JACKSON, Miss. – Gathered here for the AFL-CIO’s Martin Luther King Jr. Holiday Observance, over 200 union leaders and members heard Mississippi Rep. Bennie Thompson condemn George Bush’s most recent attack on affirmative action. The Bush administration’s “friend of the court brief,” filed in a case before the U.S. Supreme Court, challenges the pro-diversity admissions policies of the University of Michigan.

Recalling that, “Just a few weeks ago millions heard [Mississippi Republican Senator] Trent Lott on BET-TV declare his support for affirmative action and social and economic justice,” Rep. Thompson announced, “Tomorrow I will ask Senator Lott to file a friend of the court brief in favor of affirmative action” in the University of Michigan case.

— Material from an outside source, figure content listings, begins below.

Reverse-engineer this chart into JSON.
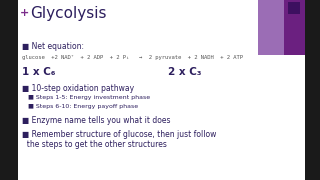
{
  "bg_color": "#ffffff",
  "left_bar_color": "#1a1a1a",
  "title": "Glycolysis",
  "title_color": "#2d1f5e",
  "title_fontsize": 11,
  "plus_color": "#7b2d8b",
  "plus_symbol": "+",
  "bullet_color": "#2d1f5e",
  "bullet_square": "■",
  "net_eq_label": "Net equation:",
  "net_eq_text": "glucose  +2 NAD⁺  + 2 ADP  + 2 Pᵢ   →  2 pyruvate  + 2 NADH  + 2 ATP",
  "c6_text": "1 x C₆",
  "c3_text": "2 x C₃",
  "bullet1": "10-step oxidation pathway",
  "sub1": "Steps 1-5: Energy investment phase",
  "sub2": "Steps 6-10: Energy payoff phase",
  "bullet2": "Enzyme name tells you what it does",
  "bullet3_line1": "Remember structure of glucose, then just follow",
  "bullet3_line2": "  the steps to get the other structures",
  "eq_color": "#555555",
  "purple_bar_light": "#9b6db5",
  "purple_bar_dark": "#6b2080",
  "dark_purple_small": "#3d1060"
}
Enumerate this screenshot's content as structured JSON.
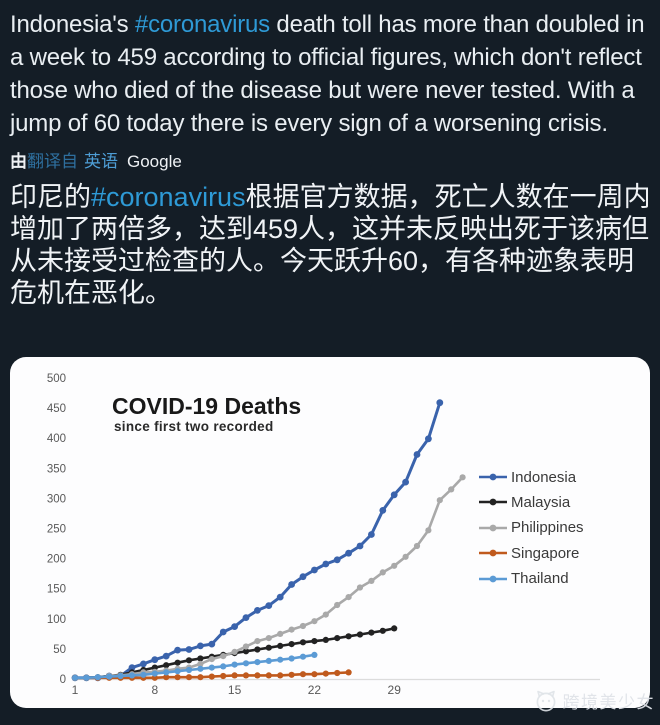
{
  "colors": {
    "background": "#141d26",
    "card": "#fdfdfe",
    "hashtag_blue": "#2e9ad6",
    "translated_link_blue": "#2e6f9e",
    "language_link_blue": "#4e9ed6"
  },
  "tweet": {
    "english": {
      "before": "Indonesia's ",
      "hashtag": "#coronavirus",
      "after": " death toll has more than doubled in a week to 459 according to official figures, which don't reflect those who died of the disease but were never tested. With a jump of 60 today there is every sign of a worsening crisis."
    },
    "translation_bar": {
      "prefix": "由",
      "translated_link": "翻译自",
      "language_link": "英语",
      "provider": "Google"
    },
    "chinese": {
      "before": "印尼的",
      "hashtag": "#coronavirus",
      "after": "根据官方数据，死亡人数在一周内增加了两倍多，达到459人，这并未反映出死于该病但从未接受过检查的人。今天跃升60，有各种迹象表明危机在恶化。"
    }
  },
  "watermark": {
    "label": "跨境美少女"
  },
  "chart_data": {
    "type": "line",
    "title": "COVID-19 Deaths",
    "subtitle": "since first two recorded",
    "xlabel": "",
    "ylabel": "",
    "x_ticks": [
      1,
      8,
      15,
      22,
      29
    ],
    "y_ticks": [
      0,
      50,
      100,
      150,
      200,
      250,
      300,
      350,
      400,
      450,
      500
    ],
    "xlim": [
      1,
      36
    ],
    "ylim": [
      0,
      500
    ],
    "grid": false,
    "legend_position": "right",
    "x_unit": "day since first two deaths",
    "series": [
      {
        "name": "Indonesia",
        "color": "#3a63ac",
        "values": [
          2,
          2,
          2,
          5,
          5,
          19,
          25,
          32,
          38,
          48,
          49,
          55,
          58,
          78,
          87,
          102,
          114,
          122,
          136,
          157,
          170,
          181,
          191,
          198,
          209,
          221,
          240,
          280,
          306,
          327,
          373,
          399,
          459
        ]
      },
      {
        "name": "Malaysia",
        "color": "#222222",
        "values": [
          2,
          2,
          3,
          5,
          7,
          11,
          15,
          19,
          23,
          27,
          31,
          34,
          37,
          40,
          43,
          46,
          49,
          52,
          55,
          58,
          61,
          63,
          65,
          68,
          71,
          74,
          77,
          80,
          84
        ]
      },
      {
        "name": "Philippines",
        "color": "#a9a9a9",
        "values": [
          2,
          2,
          2,
          5,
          6,
          8,
          11,
          12,
          14,
          17,
          19,
          25,
          33,
          38,
          45,
          54,
          63,
          68,
          75,
          82,
          88,
          96,
          107,
          123,
          136,
          152,
          163,
          177,
          188,
          203,
          221,
          247,
          297,
          315,
          335
        ]
      },
      {
        "name": "Singapore",
        "color": "#c05a1d",
        "values": [
          2,
          2,
          2,
          2,
          2,
          2,
          2,
          2,
          3,
          3,
          3,
          3,
          4,
          5,
          6,
          6,
          6,
          6,
          6,
          7,
          8,
          8,
          9,
          10,
          11
        ]
      },
      {
        "name": "Thailand",
        "color": "#5b9bd5",
        "values": [
          2,
          2,
          3,
          4,
          5,
          6,
          7,
          9,
          11,
          13,
          15,
          17,
          19,
          21,
          24,
          26,
          28,
          30,
          32,
          34,
          37,
          40
        ]
      }
    ]
  }
}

The annual AFL-CIO King Observance, held Jan. 16 through 20 to commemorate Dr. King’s civil rights legacy, reached out to the community and to joined with Mississippi workers in demonstrations at the State Capitol and at the University of Mississippi Medical Center.

The rally in front of the Medical Center was in support of several employees fired unjustly and to protest racial discrimination at the hospital. Rally participants lined up along the street in front of the Medical Center chanting, “AFL-CIO says racism must go!” as drivers in passing traffic honked their horns in support.

On the final day of the four-day observance, supporters joined members of the Mississippi Alliance of State Employees/CWA (MASE/CWA) on the steps of the State Capitol to demand adequate pay and the establishment of a Department of Labor for their state. State Rep. James Evans of Jackson said that Mississippi is the only state in the country without a Department of Labor, which is, he says, “needed to protect the rights and interests of workers.”

Brenda Scott, president of MASE/CWA Local 3570, pointed out the challenges faced by the 29,000 state employees in Mississippi, a “right to work” state. “The average salary for a state employee is $24,000, but 61 percent earn less than that,” Scott said. Scott, who led the organizing effort that has brought 3,100 members into Local 3570, said that before state workers had a union their pay was the lowest in the nation and now it is 44th.

Speakers at the Town Hall Meeting, which kicked off the Commemoration weekend, linked the crisis of today with King’s struggles.

Central Mississippi, the birthplace of civil rights heroes Fannie Lou Hamer and James Meredith, is “hallowed ground,” said State Representative Jim Evans. “This is where the Freedom Rides came.”

Bill Lucy, president of the Coalition of Black Trade Unionists, reminded the crowd that King talked about peace and the elimination of poverty as he fought for and organized the powerless. Lucy cautioned labor activists to focus on the problem at 1600 Pennsylvania Avenue and not to allow themselves to be diverted.

Harvey Johnson, first African-American mayor of Jackson, greeted the opening plenary, followed by Robert Shaffer, president of the Mississippi AFL-CIO, and AFL-CIO Executive Vice President Linda Chavez-Thompson. Shaffer and Chavez-Thompson both related their early childhood of poverty and the hard work of picking cotton.

Chavez-Thompson went on to say, “We have a big job on our hands. We are up against a president who is against affirmative action, social security, quality education and Medicare. Lott was pushed out because he didn’t know how to keep his mouth shut, not because of his beliefs. Pickering [one of Bush’s latest judicial nominees] has the same beliefs and now he’s being pushed on us again.”

Noel Beasley, international vice president of the Union of Needletrades, Industrial and Textile Employees, linked the civil rights and peace activist histories of state universities at Kent, Ohio, and Jackson, Mississippi, connecting the anti-Vietnam war movement to the civil rights movement and then relating it to what is going on presently. In 1970, Beasley said, “Few people knew that the police fired into the Jackson State dormitories killing two [African-American] students. The two movements were not united against a common enemy. It was Dr. King who was bringing people together, black and white, for the Poor People’s March and against the Vietnam War.”

Hollywood actor, director and activist Mario Van Peebles paid tribute to the struggles of organized labor noting, “While the civil rights movement enabled African Americans to ride anywhere on the bus, it was the Black labor movement that gave us the money to ride on the bus.”